* [RFC v2 2/3] io_uring: add fixed poll support
2021-10-28 12:28 [RFC v2 1/3] io_uring: remove req->apoll check in io_clean_op() Xiaoguang Wang
@ 2021-10-28 12:28 ` Xiaoguang Wang
2023-03-01 17:35 ` Jens Axboe
2021-10-28 12:28 ` [RFC v2 3/3] io_uring: introduce event generation for fixed poll Xiaoguang Wang
1 sibling, 1 reply; 5+ messages in thread
From: Xiaoguang Wang @ 2021-10-28 12:28 UTC (permalink / raw)
To: io-uring; +Cc: axboe, asml.silence
Recently I spend time to research io_uring's fast-poll and multi-shot's
performance using network echo-server model. Previously I always thought
fast-poll is better than multi-shot and will give better performance,
but indeed multi-shot is almost always better than fast-poll in real
test, which is very interesting. I use ebpf to have some measurements,
it shows that whether fast-poll is excellent or not depends entirely on
that the first nowait try in io_issue_sqe() succeeds or fails. Take
io_recv operation as example(recv buffer is 16 bytes):
1) the first nowait succeeds, a simple io_recv() is enough.
In my test machine, successful io_recv() consumes 1110ns averagely.
2) the first nowait fails, then we'll have some expensive work, which
contains failed io_revc(), apoll allocations, vfs_poll(), miscellaneous
initializations anc check in __io_arm_poll_handler() and a final
successful io_recv(). Among then:
failed io_revc() consumes 620ns averagely.
vfs_poll() consumes 550ns averagely.
I don't measure other overhead yet, but we can see if the first nowait
try fails, we'll need at least 2290ns(620 + 550 + 1110) to complete it.
In my echo server tests, 40% of first nowait io_recv() operations fails.
From above measurements, it can explain why mulit-shot is better than
multi-shot, mulit-shot can ensure the first nowait try succeed.

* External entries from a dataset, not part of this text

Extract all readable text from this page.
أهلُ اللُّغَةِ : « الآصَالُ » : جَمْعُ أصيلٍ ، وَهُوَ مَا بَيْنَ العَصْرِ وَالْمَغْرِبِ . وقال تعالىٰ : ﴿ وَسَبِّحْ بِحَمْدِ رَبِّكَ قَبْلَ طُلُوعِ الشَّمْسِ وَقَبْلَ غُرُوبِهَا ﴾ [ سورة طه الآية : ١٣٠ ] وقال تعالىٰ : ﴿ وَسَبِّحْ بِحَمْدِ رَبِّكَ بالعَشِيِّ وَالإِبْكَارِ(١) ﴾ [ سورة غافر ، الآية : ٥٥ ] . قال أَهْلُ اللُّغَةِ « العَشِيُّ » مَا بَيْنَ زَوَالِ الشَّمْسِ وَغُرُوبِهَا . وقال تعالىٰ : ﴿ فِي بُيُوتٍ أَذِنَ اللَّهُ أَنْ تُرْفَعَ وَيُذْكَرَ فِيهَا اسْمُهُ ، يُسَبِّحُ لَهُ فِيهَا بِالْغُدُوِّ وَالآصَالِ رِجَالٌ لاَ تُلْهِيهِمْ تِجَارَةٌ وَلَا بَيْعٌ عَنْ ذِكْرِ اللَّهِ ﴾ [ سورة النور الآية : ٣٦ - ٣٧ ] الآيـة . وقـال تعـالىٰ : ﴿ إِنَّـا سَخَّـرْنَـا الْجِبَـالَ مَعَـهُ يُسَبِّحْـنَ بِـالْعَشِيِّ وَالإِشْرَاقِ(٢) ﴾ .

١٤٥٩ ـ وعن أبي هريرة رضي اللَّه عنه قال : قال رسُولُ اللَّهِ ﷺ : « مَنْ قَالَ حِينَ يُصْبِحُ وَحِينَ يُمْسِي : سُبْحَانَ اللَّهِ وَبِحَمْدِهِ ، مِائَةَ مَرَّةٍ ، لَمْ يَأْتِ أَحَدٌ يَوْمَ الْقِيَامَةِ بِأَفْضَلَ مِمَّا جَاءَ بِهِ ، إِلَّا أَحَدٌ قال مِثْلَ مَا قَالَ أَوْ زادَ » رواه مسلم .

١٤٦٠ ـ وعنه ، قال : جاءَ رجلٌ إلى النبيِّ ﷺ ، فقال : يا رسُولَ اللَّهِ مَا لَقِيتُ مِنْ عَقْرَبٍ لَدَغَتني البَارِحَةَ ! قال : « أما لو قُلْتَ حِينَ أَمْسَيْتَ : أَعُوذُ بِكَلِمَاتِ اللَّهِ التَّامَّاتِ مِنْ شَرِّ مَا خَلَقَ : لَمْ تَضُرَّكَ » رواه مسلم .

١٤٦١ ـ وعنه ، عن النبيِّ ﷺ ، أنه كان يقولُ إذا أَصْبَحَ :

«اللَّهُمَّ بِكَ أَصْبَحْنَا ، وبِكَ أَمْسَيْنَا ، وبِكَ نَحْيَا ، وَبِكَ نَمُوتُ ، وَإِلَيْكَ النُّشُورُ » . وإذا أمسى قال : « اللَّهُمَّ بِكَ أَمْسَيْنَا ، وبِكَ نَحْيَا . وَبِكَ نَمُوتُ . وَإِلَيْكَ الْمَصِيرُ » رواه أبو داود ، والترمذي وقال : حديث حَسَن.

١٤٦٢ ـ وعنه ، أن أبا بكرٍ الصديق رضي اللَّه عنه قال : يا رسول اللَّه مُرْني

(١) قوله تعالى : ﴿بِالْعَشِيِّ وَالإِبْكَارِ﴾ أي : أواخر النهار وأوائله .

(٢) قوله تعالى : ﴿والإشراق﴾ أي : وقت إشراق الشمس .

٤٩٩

Based on above measurements, I try to improve fast-poll a bit:
Introduce fix poll support, currently it only works in file registered
mode. With this feature, we can get rid of various repeated operations
in io_arm_poll_handler(), contains apoll allocations, and miscellaneous
initializations anc check.
Signed-off-by: Xiaoguang Wang <[email protected]>
---
fs/io_uring.c | 325 +++++++++++++++++++++++++++++++++++++++++++++++++++++-----
1 file changed, 300 insertions(+), 25 deletions(-)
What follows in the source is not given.